El temor de no ser suficiente, de no merecer amor, de que nos atrapen nuestras imperfecciones, nos lleva a construir una piel gruesa. Nos endurecemos y nos ocultamos tras máscaras de fuerza que no son más que armaduras hechas de dudas y fantasías. Sin embargo, su presencia desde su silla junto a la ventana, siempre es un recordatorio contra ese engaño: Amar no es otra cosa que permitirte ser herido, porque en la vulnerabilidad, está la verdadera conexión. Y amar de verdad empieza aquí, dentro de ti. Estas palabras, mitad promesa, mitad desafío, me siguen como un eco en cada rincón de mi vida. A pesar de su belleza, vivirlas nunca ha sido fácil. Sanar, duele tanto como la herida que pretendo reparar. Una lección que aplico no solo en mi vida personal, sino como un bastón filosófico en mi práctica laboral, acompañando las travesías internas. ¿Quién soy yo para hacer el trabajo de nadie?
Con los años, he llegado a pensar que lo que llamamos «errores o pecados» no son más que desvíos en el camino hacia la comprensión de uno mismo. Caídas que nos enfrentan a las partes de nuestra existencia que aún no sabemos abrazar, ni con amor ni con paciencia. Tal vez, cada traspié sea una enseñanza disfrazada, una oportunidad para iluminar esos rincones oscuros que hemos evitado mirar. Y aunque a veces el peso de nuestras faltas parece insuperable, la luz encuentra su camino, incluso en los senderos más escondidos. Al amor se llega poco a poco, pienso, recordando cómo mi abuela cocinaba con su cuchara de palo. No todos lo encuentran al mismo tiempo ni con la misma profundidad. Y está bien así. Hay quienes se pasan la vida aprendiendo que el amor es un destino que se construye, y no un lugar al que se llega corriendo».
Ahora veo al tiempo como un viejo amigo, lento pero constante, y no como ese enemigo inquebrantable con el que solemos medirnos. Pienso mucho en esto cuando la inmediatez del mundo moderno parece exigirme resultados perfectos y rápidos. ¿Y si el aprendizaje no es lineal, sino como un río que serpentea hasta llegar pacientemente a su destino?
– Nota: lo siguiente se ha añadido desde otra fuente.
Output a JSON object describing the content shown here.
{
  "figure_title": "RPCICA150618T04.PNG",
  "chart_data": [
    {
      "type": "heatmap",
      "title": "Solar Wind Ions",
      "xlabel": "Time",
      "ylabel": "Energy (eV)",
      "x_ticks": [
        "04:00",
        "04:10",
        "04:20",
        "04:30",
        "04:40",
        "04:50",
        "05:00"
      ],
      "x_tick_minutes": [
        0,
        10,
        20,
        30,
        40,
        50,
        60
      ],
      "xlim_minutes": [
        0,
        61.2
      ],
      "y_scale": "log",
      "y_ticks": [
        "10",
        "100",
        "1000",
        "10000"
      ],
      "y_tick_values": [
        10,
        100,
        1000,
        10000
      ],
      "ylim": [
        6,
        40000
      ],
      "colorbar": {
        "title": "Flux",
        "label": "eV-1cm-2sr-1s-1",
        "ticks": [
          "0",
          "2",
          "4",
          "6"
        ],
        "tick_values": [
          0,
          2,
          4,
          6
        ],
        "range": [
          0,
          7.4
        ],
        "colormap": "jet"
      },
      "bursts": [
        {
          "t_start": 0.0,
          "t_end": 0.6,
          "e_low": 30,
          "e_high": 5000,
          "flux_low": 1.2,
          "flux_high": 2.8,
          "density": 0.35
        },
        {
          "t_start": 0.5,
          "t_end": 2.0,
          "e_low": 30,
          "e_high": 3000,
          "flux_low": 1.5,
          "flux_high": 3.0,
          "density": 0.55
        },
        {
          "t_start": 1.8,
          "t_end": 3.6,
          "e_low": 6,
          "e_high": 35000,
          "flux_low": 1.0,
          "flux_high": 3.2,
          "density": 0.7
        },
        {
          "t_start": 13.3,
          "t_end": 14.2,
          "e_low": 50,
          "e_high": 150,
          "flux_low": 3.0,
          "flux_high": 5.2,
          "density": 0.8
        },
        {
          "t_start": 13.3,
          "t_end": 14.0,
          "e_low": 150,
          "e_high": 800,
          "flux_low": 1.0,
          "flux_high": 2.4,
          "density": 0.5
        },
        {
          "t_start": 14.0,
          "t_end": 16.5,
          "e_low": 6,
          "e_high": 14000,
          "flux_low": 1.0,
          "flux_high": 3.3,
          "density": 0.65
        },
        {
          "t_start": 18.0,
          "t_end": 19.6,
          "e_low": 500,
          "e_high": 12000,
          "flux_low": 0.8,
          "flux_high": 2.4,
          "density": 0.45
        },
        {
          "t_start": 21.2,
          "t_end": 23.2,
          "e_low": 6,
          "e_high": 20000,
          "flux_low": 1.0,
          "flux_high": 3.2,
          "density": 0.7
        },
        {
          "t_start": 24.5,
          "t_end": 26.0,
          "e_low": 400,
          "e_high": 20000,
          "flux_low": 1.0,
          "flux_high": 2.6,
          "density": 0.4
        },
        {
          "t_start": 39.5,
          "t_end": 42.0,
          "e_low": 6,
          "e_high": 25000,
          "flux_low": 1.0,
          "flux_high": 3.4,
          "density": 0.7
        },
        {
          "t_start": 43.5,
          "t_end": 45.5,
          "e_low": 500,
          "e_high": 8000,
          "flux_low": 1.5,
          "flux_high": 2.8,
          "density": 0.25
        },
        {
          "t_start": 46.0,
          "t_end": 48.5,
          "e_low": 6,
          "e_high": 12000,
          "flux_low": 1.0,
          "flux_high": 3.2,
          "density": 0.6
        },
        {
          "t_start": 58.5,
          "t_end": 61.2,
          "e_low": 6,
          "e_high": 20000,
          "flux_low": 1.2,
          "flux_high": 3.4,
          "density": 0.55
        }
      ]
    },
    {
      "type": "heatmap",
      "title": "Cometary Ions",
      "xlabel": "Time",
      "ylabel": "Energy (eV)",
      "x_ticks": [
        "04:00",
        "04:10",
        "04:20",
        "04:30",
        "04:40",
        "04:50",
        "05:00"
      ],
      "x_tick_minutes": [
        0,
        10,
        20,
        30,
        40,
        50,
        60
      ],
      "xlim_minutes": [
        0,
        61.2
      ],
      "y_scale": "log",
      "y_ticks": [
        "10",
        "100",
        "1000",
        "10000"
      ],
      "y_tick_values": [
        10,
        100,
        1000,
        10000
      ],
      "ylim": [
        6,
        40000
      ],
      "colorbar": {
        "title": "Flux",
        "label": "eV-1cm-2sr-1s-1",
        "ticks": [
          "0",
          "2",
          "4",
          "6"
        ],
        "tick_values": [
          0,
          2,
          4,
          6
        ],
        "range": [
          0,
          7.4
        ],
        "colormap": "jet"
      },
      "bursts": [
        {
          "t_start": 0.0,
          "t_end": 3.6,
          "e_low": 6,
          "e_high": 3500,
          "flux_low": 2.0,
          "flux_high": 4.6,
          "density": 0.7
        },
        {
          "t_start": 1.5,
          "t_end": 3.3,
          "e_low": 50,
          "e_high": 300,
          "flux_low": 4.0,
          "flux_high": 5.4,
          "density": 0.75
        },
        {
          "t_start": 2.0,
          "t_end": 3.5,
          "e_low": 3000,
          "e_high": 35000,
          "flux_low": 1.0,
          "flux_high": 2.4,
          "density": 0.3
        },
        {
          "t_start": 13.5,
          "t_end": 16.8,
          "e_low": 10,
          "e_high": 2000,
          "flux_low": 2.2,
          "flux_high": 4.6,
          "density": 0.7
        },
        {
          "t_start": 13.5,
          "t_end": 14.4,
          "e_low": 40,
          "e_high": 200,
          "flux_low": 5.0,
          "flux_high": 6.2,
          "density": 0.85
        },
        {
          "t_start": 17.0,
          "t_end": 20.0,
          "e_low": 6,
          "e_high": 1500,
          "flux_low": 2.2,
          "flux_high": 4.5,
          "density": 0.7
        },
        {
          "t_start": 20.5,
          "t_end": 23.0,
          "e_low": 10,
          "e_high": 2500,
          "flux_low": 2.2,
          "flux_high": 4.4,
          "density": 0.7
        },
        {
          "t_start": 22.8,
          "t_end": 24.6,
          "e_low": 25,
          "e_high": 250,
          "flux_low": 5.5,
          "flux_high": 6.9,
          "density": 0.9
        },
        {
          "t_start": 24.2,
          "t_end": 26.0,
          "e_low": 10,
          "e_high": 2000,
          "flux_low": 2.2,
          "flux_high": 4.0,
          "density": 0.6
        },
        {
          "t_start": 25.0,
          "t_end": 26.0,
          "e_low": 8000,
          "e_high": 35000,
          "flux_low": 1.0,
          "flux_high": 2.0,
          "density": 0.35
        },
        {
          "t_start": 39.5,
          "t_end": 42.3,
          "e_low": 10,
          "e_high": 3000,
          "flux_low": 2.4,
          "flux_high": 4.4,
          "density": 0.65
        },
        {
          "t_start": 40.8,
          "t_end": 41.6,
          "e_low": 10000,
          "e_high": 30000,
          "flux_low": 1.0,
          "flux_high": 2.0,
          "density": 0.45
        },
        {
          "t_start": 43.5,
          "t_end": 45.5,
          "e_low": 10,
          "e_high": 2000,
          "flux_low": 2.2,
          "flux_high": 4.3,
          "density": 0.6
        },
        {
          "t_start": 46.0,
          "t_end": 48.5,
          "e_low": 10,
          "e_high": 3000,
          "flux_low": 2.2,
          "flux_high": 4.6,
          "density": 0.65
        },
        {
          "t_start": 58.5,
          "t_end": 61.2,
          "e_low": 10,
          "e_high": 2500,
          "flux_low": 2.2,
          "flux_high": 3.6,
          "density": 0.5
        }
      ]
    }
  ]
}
Amar —a los demás, al mundo, incluso a mi— es ese tipo de proceso: no ocurre de repente, sino en fragmentos, y en esos fragmentos rompemos y reconstruimos los pedazos de nuestra humanidad.
Hoy, cuando el eco de sus recuerdos regresa, me pregunto si vivía desde sus propias ausencias, desde las heridas que tuvo que aprender a amar mientras cocinaba sus días y noches en silencio. Pero entonces recuerdo algo que ella me enseñó sin pronunciarlo: no todo se encuentra en las palabras. Algunas verdades se aprenden en el tacto, en el momento en que tejes tu propia desnudez sin vergüenza de las heridas. Las grietas no necesitan ser reparadas, porque siempre fueron parte del tejido del diseño humano.
Y ahí radica, creo, la ternura más radical que alguien puede tener hacia sí: mostrarse con sus propias cicatrices, sin esperar a que sea curadas, sino entendiendo que siempre estuvieron allí para contar nuestra historia, una historia que, como la de mi abuela, desafía al tiempo y sigue latiendo.